Absolutely, we're in a global environment now where we compete for funds and we compete for investment. And while Australia has had a record breaking 26 years of uninterrupted economic growth, it's something that we cannot take for granted so we have to put in place the right financial framework to ensure that can continue to be delivered, that that growth continues to be delivered. One way we can do that is by making sure that we've got the right corporate tax rate because if we do that, we will encourage investment. Where we encourage investment, we make sure we can bring in new jobs and expand job opportunities in Australia. Now under our Government, we've been able to increase jobs – on our watch, to the tune of more than 371,000 in the last 12 months alone and more than 300,000 of those have been full time jobs.

STEPHEN ENGLE:

There are some concerns that 2018 might not be as [inaudible] year for jobs.

KELLY O'DWYER:

Well we are fully focused on getting the policies in place to be able to deliver that economic growth and there's no one silver bullet on it as you know. You've got to actually combine all of those elements in order to actually deliver that drive and that focus.

STEPHEN ENGLE:

How do you think Chinese Australia business relations right now? There has been some tensions led by some comments by your Prime Minister. Do you think that's weighing things down or is it different?

KELLY O'DWYER:

Well I don't accept that there have been negative comments made by the Prime Minister.
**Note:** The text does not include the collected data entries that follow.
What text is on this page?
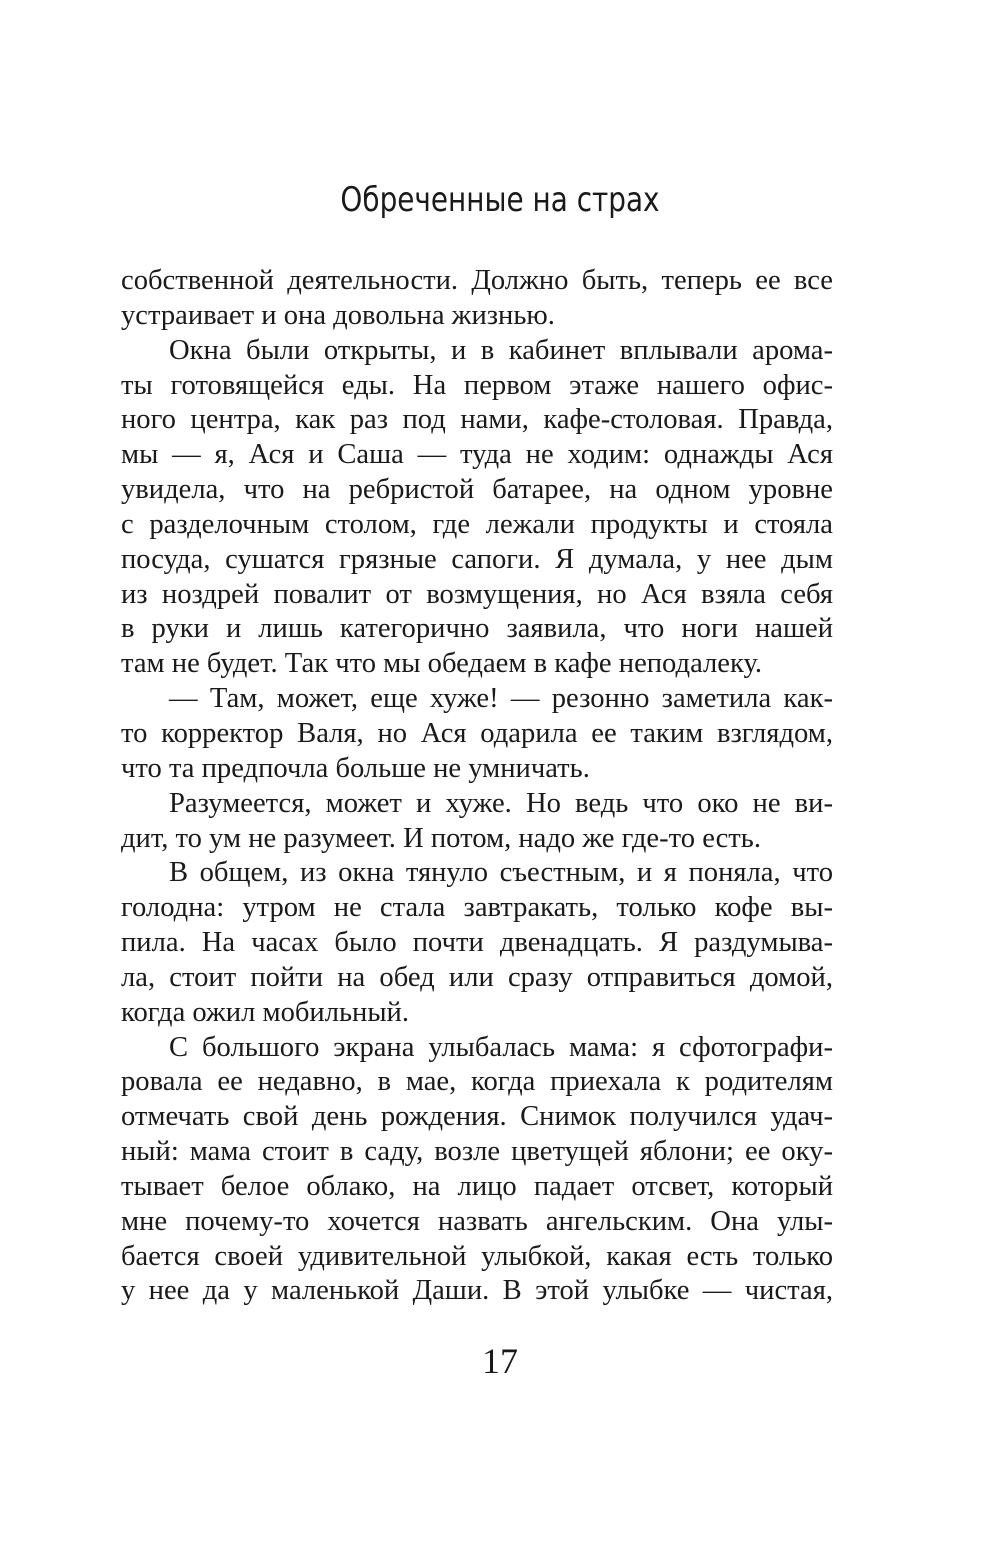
Обреченные на страх
собственной деятельности. Должно быть, теперь ее все
устраивает и она довольна жизнью.
Окна были открыты, и в кабинет вплывали арома-
ты готовящейся еды. На первом этаже нашего офис-
ного центра, как раз под нами, кафе-столовая. Правда,
мы — я, Ася и Саша — туда не ходим: однажды Ася
увидела, что на ребристой батарее, на одном уровне
с разделочным столом, где лежали продукты и стояла
посуда, сушатся грязные сапоги. Я думала, у нее дым
из ноздрей повалит от возмущения, но Ася взяла себя
в руки и лишь категорично заявила, что ноги нашей
там не будет. Так что мы обедаем в кафе неподалеку.
— Там, может, еще хуже! — резонно заметила как-
то корректор Валя, но Ася одарила ее таким взглядом,
что та предпочла больше не умничать.
Разумеется, может и хуже. Но ведь что око не ви-
дит, то ум не разумеет. И потом, надо же где-то есть.
В общем, из окна тянуло съестным, и я поняла, что
голодна: утром не стала завтракать, только кофе вы-
пила. На часах было почти двенадцать. Я раздумыва-
ла, стоит пойти на обед или сразу отправиться домой,
когда ожил мобильный.
С большого экрана улыбалась мама: я сфотографи-
ровала ее недавно, в мае, когда приехала к родителям
отмечать свой день рождения. Снимок получился удач-
ный: мама стоит в саду, возле цветущей яблони; ее оку-
тывает белое облако, на лицо падает отсвет, который
мне почему-то хочется назвать ангельским. Она улы-
бается своей удивительной улыбкой, какая есть только
у нее да у маленькой Даши. В этой улыбке — чистая,
17
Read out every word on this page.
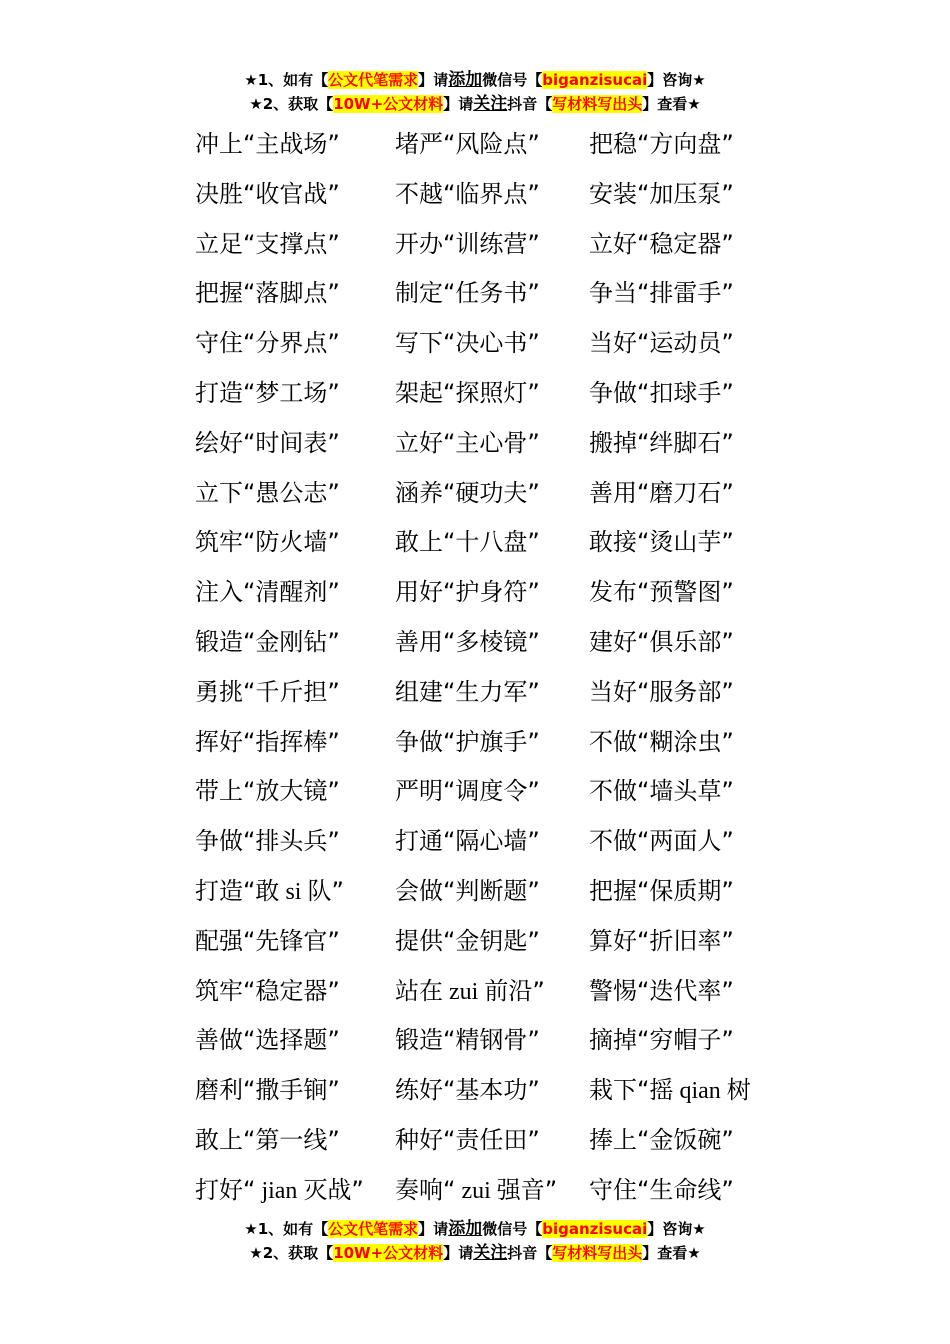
★1、如有【公文代笔需求】请添加微信号【biganzisucai】咨询★
★2、获取【10W+公文材料】请关注抖音【写材料写出头】查看★
冲上“主战场” 堵严“风险点” 把稳“方向盘”
决胜“收官战” 不越“临界点” 安装“加压泵”
立足“支撑点” 开办“训练营” 立好“稳定器”
把握“落脚点” 制定“任务书” 争当“排雷手”
守住“分界点” 写下“决心书” 当好“运动员”
打造“梦工场” 架起“探照灯” 争做“扣球手”
绘好“时间表” 立好“主心骨” 搬掉“绊脚石”
立下“愚公志” 涵养“硬功夫” 善用“磨刀石”
筑牢“防火墙” 敢上“十八盘” 敢接“烫山芋”
注入“清醒剂” 用好“护身符” 发布“预警图”
锻造“金刚钻” 善用“多棱镜” 建好“俱乐部”
勇挑“千斤担” 组建“生力军” 当好“服务部”
挥好“指挥棒” 争做“护旗手” 不做“糊涂虫”
带上“放大镜” 严明“调度令” 不做“墙头草”
争做“排头兵” 打通“隔心墙” 不做“两面人”
打造“敢 si 队” 会做“判断题” 把握“保质期”
配强“先锋官” 提供“金钥匙” 算好“折旧率”
筑牢“稳定器” 站在 zui 前沿” 警惕“迭代率”
善做“选择题” 锻造“精钢骨” 摘掉“穷帽子”
磨利“撒手锏” 练好“基本功” 栽下“摇 qian 树
敢上“第一线” 种好“责任田” 捧上“金饭碗”
打好“ jian 灭战” 奏响“ zui 强音” 守住“生命线”
★1、如有【公文代笔需求】请添加微信号【biganzisucai】咨询★
★2、获取【10W+公文材料】请关注抖音【写材料写出头】查看★
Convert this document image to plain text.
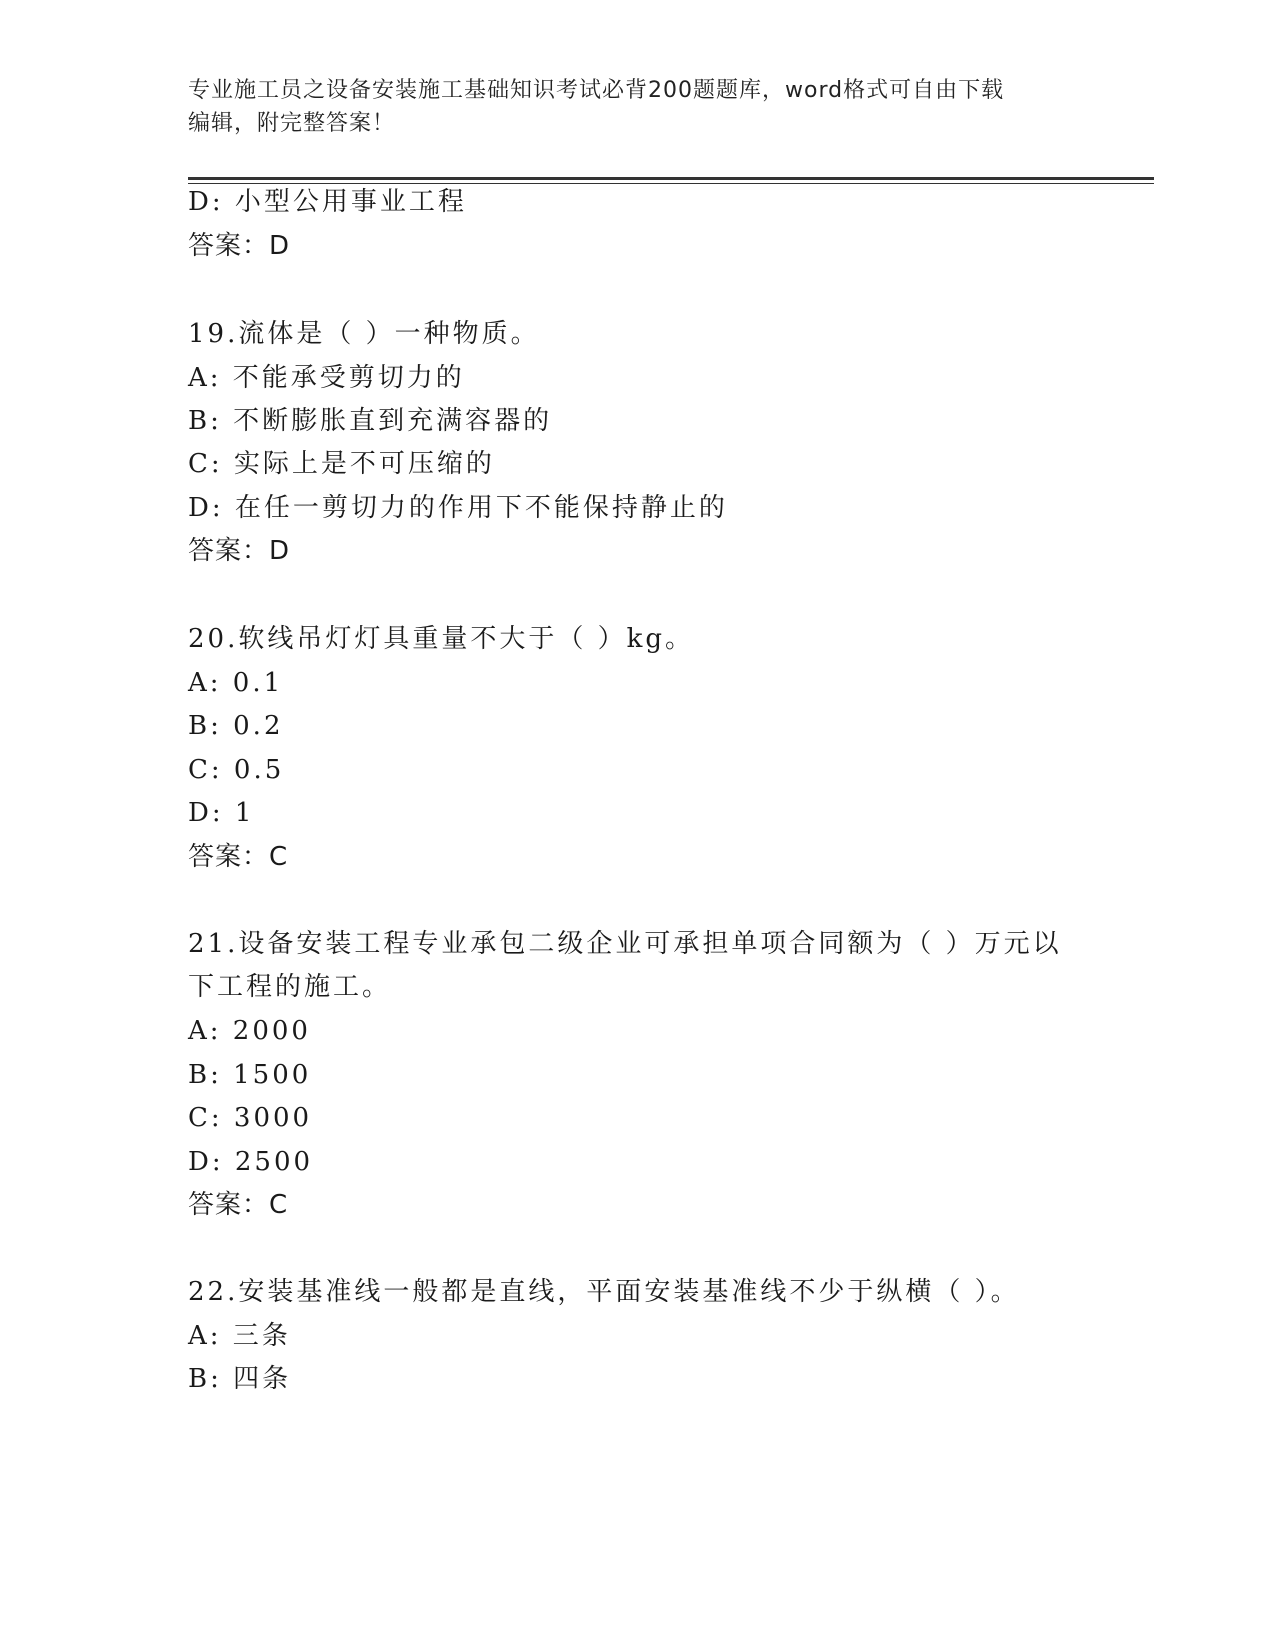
专业施工员之设备安装施工基础知识考试必背200题题库，word格式可自由下载
编辑，附完整答案！
D: 小型公用事业工程
答案：D
19.流体是（ ）一种物质。
A: 不能承受剪切力的
B: 不断膨胀直到充满容器的
C: 实际上是不可压缩的
D: 在任一剪切力的作用下不能保持静止的
答案：D
20.软线吊灯灯具重量不大于（ ）kg。
A: 0.1
B: 0.2
C: 0.5
D: 1
答案：C
21.设备安装工程专业承包二级企业可承担单项合同额为（ ）万元以
下工程的施工。
A: 2000
B: 1500
C: 3000
D: 2500
答案：C
22.安装基准线一般都是直线，平面安装基准线不少于纵横（ ）。
A: 三条
B: 四条
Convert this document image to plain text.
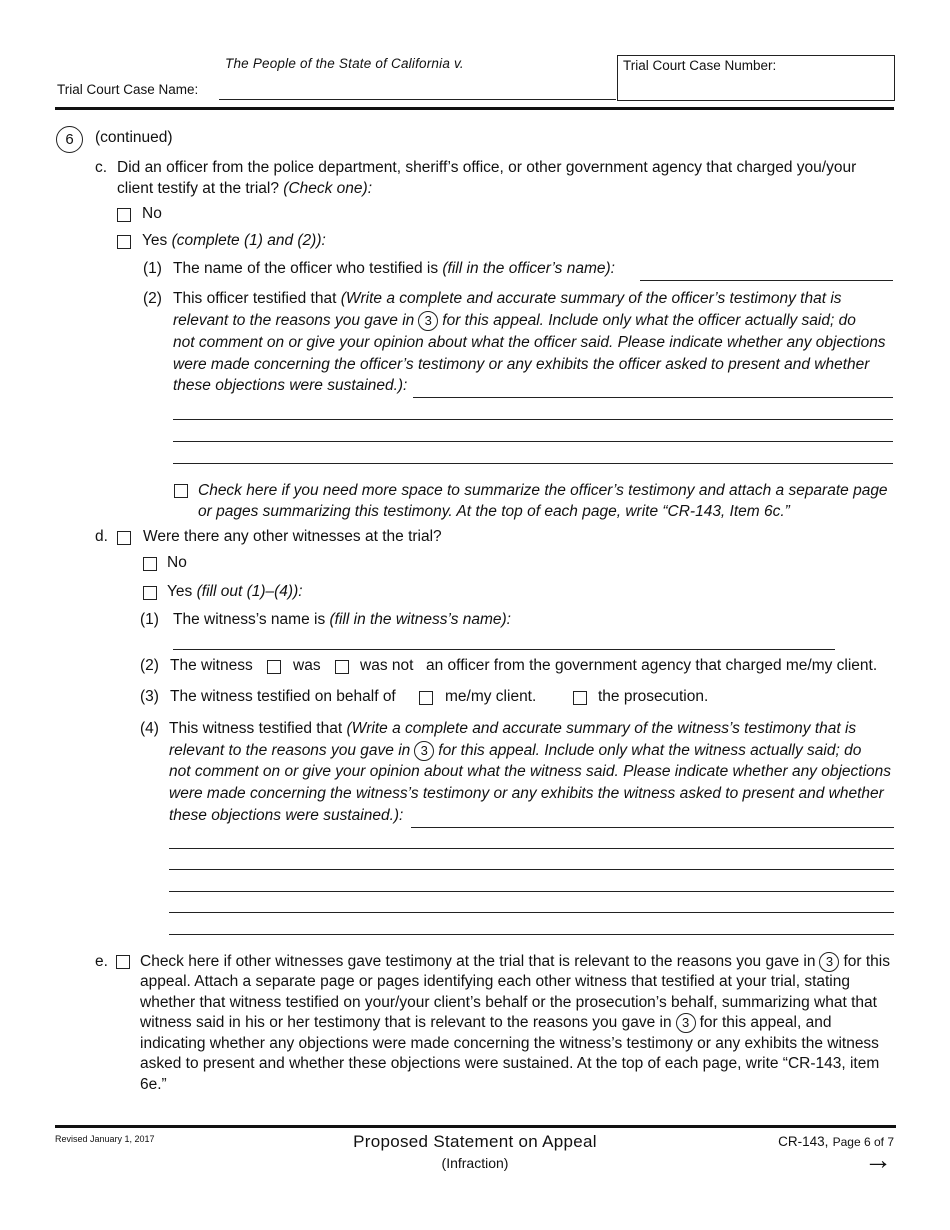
The People of the State of California v.
Trial Court Case Name:
Trial Court Case Number:
6	(continued)
c. Did an officer from the police department, sheriff’s office, or other government agency that charged you/your
client testify at the trial? (Check one):
No
Yes (complete (1) and (2)):
(1) The name of the officer who testified is (fill in the officer’s name):
(2) This officer testified that (Write a complete and accurate summary of the officer’s testimony that is
relevant to the reasons you gave in 3 for this appeal. Include only what the officer actually said; do
not comment on or give your opinion about what the officer said. Please indicate whether any objections
were made concerning the officer’s testimony or any exhibits the officer asked to present and whether
these objections were sustained.):
Check here if you need more space to summarize the officer’s testimony and attach a separate page
or pages summarizing this testimony. At the top of each page, write “CR-143, Item 6c.”
d. Were there any other witnesses at the trial?
No
Yes (fill out (1)–(4)):
(1) The witness’s name is (fill in the witness’s name):
(2) The witness	was	was not an officer from the government agency that charged me/my client.
(3) The witness testified on behalf of	me/my client.	the prosecution.
(4) This witness testified that (Write a complete and accurate summary of the witness’s testimony that is
relevant to the reasons you gave in 3 for this appeal. Include only what the witness actually said; do
not comment on or give your opinion about what the witness said. Please indicate whether any objections
were made concerning the witness’s testimony or any exhibits the witness asked to present and whether
these objections were sustained.):
e. Check here if other witnesses gave testimony at the trial that is relevant to the reasons you gave in 3 for this
appeal. Attach a separate page or pages identifying each other witness that testified at your trial, stating
whether that witness testified on your/your client’s behalf or the prosecution’s behalf, summarizing what that
witness said in his or her testimony that is relevant to the reasons you gave in 3 for this appeal, and
indicating whether any objections were made concerning the witness’s testimony or any exhibits the witness
asked to present and whether these objections were sustained. At the top of each page, write “CR-143, item
6e.”
Revised January 1, 2017	Proposed Statement on Appeal
(Infraction)
CR-143, Page 6 of 7
→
I mean the Prime Minister and the foreign minister and the Government recognises that China is a critically important trade partner and investor in Australia and it is obviously important to our trade there as well. We look to deepen and encourage, strengthen those relationships. We welcome investment. China, of course, has been a very significant investor. Here in Hong Kong there has been, over the last little period where the data is known, $100 billion worth of stock of investment in Australia and, of course, Australia has likewise invested in Hong Kong to the tune of around about $50 billion as well. So there's real mutuality benefits in this sort of investment and in deepening those ties.

STEPHEN ENGLE:

What's your general feel as far as protectionism in Asia Pacific? We were talking to the CEO of Lloyds who was this morning saying definitely one year into the Trump administration, the overall tone is more protectionist. Are you still hopeful that free trade can win out over protectionism, or?

KELLY O'DWYER:

Well we've always advocated strongly for open trade. We're negotiating, as you know, a free trade agreement here in Hong Kong and obviously being very much a services based industry, we think there are huge benefits two-ways for that agreement. Australia has been developed through these open trade agreements, whether it's bilateral agreements or a multilateral agreements. And obviously the Australian Government will always make decisions that are in Australia's national interest and it's most certainly in our national interest to have those open trade relationships right across the globe.

STEPHEN ENGLE:

Minister O'Dwyer, thanks so much for your time.